I sat on the phone with my best friend from childhood, she was alone with her nearly two year old son and seeking counsel. Her voice was strong, but I could hear the tinge of concern in it, while I am a Houston ex-pat, this would be her first ever real hurricane to endure.
Living in a town that lay between Galveston and Houston, her home was guaranteed to endure the hurricane. She asked her neighbor, who now owned his childhood home of 38 years, and his reassurance was that through all the hurricanes their homes had never flooded. Despite reassurances there was still that unnerving sense of the unknown evil that was now growing immense strength somewhere over Port Aransas.
She presented me with her other option of spending her Friday in the unforgiving evacuation traffic to Austin and stay with her mom. I offered the third or fourth option of staying with my grandmother who lived barely an hour north of her or grabbing a 50 dollar special to Orlando and stay with me.
The politics of evacuation are not as simple as to leave. Once you leave your county, you are locked out and homeless until further notice. And the actual action of evacuation is almost twice as dangerous as just enduring the storm. I didn’t want to give an opinion, because I didn’t want to feel responsible, this wasn’t like when we were kids and her question was what to wear on a first date. This was life and death, this was not only the livelihood of my best friend but of her child as well.
She cried that she felt everyone would judge her as a terrible mother if she stayed. In most of our discussions I try to remain lighthearted but at this point I was quite stern, “this isn’t about what kind of mom you are, this is about my best friend and her safety.” I had been through this before, the person on the outside, the helpless one in a storm. I had been in this same state of helplessness when my aunt, cousin and her 12 month old son had been forced to evacuate with all of Houston, TX for Rita. Houston, the fourth largest city in the nation, the entire population that once shared the road through ride shares, busses, and trains were now all crammed in individual cars following the safe evacuation routes. For my cousin the idea of evacuating to freedom had become a 16 hour terrifying death trap. Everyone around her: no gas, no food, people overheating, people dying. I admire their courage and their strength through the entire disaster, despite the fact that their was no other option. I thought now again of my friend on that road, alone with her baby trapped somewhere between Houston and Austin with nowhere to go, and I held my breath.
Thank goodness she didn’t opt to fly considering the great devastation that hit Hobby and Intercontinental. Although I have had several family members who made a successful trek to San Antonio yesterday, I am happy that she was not alone on the roads. As the water began to fill her house she managed to move all electronics to high ground. She lost plumbing but has yet to lose electricity. She owns and is skilled with a gun for the more recent terrifying prospect of looters.
I try to keep my calls back home to a minimum, enough to check in, know they are okay. I know they are flooded with calls, and I don’t want to be a part of the problem that may keep someone in need from being able to get a call out because the phone lines are so oversaturated in the same area.
For now, she could care less if Joel Osteen opened his doors, or the everyday arguments over the semantics of president Trump.

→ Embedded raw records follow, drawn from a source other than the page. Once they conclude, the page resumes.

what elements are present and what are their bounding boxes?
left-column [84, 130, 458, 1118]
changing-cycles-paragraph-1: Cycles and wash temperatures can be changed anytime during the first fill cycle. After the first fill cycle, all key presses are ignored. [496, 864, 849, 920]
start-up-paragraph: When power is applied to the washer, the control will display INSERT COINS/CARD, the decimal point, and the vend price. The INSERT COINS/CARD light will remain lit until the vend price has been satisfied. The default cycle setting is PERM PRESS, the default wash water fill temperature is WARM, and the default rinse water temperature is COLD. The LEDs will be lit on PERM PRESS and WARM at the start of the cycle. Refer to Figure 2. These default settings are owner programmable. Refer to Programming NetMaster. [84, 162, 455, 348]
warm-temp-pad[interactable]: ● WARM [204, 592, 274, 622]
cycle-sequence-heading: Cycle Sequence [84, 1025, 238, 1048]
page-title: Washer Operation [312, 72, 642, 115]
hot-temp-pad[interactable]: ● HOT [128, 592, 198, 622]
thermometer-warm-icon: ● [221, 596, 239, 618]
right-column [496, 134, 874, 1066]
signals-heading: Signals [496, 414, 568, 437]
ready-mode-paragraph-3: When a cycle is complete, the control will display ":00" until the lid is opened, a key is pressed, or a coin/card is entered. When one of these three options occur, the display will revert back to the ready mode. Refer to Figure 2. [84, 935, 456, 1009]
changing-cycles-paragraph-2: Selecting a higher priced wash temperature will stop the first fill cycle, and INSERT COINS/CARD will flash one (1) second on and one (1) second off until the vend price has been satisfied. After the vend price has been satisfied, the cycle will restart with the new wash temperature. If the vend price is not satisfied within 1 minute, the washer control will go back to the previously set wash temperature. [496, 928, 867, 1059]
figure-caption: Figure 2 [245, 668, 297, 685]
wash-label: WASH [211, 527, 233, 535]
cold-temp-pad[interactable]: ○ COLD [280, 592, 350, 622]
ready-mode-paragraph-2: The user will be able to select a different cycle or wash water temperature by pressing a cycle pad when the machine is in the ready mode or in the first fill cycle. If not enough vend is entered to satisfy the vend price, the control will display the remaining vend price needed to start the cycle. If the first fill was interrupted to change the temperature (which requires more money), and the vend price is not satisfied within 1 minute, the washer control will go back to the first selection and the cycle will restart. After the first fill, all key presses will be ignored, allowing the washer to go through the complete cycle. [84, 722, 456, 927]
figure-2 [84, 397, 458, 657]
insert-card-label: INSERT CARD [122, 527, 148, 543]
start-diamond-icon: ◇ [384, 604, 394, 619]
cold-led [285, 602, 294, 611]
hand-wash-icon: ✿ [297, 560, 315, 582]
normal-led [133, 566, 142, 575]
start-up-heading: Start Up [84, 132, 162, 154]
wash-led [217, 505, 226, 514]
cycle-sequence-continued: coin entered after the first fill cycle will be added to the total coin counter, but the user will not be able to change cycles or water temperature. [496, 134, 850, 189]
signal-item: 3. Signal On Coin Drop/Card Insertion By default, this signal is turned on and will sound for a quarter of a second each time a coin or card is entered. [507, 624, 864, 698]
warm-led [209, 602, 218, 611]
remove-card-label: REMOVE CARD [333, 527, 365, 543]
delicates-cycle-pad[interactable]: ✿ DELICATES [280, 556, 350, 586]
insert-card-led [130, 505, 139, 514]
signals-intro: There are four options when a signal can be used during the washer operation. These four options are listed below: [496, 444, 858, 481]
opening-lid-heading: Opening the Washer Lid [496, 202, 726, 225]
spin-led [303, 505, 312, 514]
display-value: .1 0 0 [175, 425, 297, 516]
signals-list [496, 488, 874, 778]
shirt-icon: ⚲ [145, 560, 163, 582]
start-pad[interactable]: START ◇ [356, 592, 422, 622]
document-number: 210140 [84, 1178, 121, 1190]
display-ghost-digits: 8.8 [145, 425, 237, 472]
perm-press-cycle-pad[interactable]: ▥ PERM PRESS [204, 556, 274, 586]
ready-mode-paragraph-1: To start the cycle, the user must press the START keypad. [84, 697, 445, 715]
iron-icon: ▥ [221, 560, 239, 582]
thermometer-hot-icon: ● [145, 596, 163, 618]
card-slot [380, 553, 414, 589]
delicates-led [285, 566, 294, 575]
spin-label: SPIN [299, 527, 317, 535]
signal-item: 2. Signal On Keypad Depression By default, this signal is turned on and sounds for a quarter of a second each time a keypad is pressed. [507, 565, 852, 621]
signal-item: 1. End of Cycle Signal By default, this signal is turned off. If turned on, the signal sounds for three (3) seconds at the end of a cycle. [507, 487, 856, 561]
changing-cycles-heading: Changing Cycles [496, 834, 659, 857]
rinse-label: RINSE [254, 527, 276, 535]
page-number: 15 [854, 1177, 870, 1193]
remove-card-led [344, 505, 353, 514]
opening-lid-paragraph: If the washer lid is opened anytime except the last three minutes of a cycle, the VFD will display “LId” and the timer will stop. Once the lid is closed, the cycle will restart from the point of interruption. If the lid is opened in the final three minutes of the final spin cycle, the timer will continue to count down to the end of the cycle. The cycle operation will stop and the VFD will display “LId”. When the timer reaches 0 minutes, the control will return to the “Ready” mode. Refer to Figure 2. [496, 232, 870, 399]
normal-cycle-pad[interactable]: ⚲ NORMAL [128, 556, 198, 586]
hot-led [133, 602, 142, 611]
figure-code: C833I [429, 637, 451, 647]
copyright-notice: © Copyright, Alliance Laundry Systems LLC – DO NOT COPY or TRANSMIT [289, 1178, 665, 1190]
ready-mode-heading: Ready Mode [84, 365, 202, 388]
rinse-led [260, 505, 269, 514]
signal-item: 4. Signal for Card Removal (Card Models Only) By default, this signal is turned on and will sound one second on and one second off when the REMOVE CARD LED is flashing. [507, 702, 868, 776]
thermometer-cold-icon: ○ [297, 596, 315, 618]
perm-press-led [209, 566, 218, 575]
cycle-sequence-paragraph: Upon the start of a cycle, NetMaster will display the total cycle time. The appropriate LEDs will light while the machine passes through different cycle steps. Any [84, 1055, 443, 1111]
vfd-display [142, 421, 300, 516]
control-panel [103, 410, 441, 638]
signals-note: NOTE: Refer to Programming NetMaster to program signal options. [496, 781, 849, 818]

She doesn’t find much concern for the University of Tampa professor who considered Hurricane Harvey as instant karma on the ignorant and despicable Texans who voted in Trump (despite the fact that Houston was a solid blue). She is not phased by the fake news over Obama or the opinions the rest of the US has over the city government. Her concerns are keeping her baby fed, keeping her feet dry, and how to makeshift a toilet until further notice.
I am not flooding my Facebook feed with comments on my fear for my family, this does no good and will only serve as a reminder of this helplessness each year in those wretched Facebook memories. I have held my silence out of fear that my 88 year old grandmother, who is too old for the refugee journey and has chosen to stand her ground, alone in her home. I was afraid for my other grandparents who had to make the journey from Bay City to San Antonio yesterday, in hopes they did not find themselves stuck. For each person who made their choices I respect them, I understand them.
I am not concerning myself with the mistakes, those have happened and there is nothing we can do for them at this time. For now we can only count the blessings. I am thankful that our city level government had learned from their mistakes and not forced an evacuation. I’m thankful that this time the rescue teams were on the scene before the hurricane was even in full effect. I am thankful for the Texans and I guess even the Cowboys for their great contributions. I am thankful for Kevin Hart’s call to action. I am thankful for the Texas National Guard risking their lives to save those like my loved ones. I am thankful for the amazing outpour of love and community not only for one another but for the horses, dogs, and other livestock affected as well. I am thankful for those who were able to take a hiatus form the hate and bias and come together for the sake of a love for their fellow man.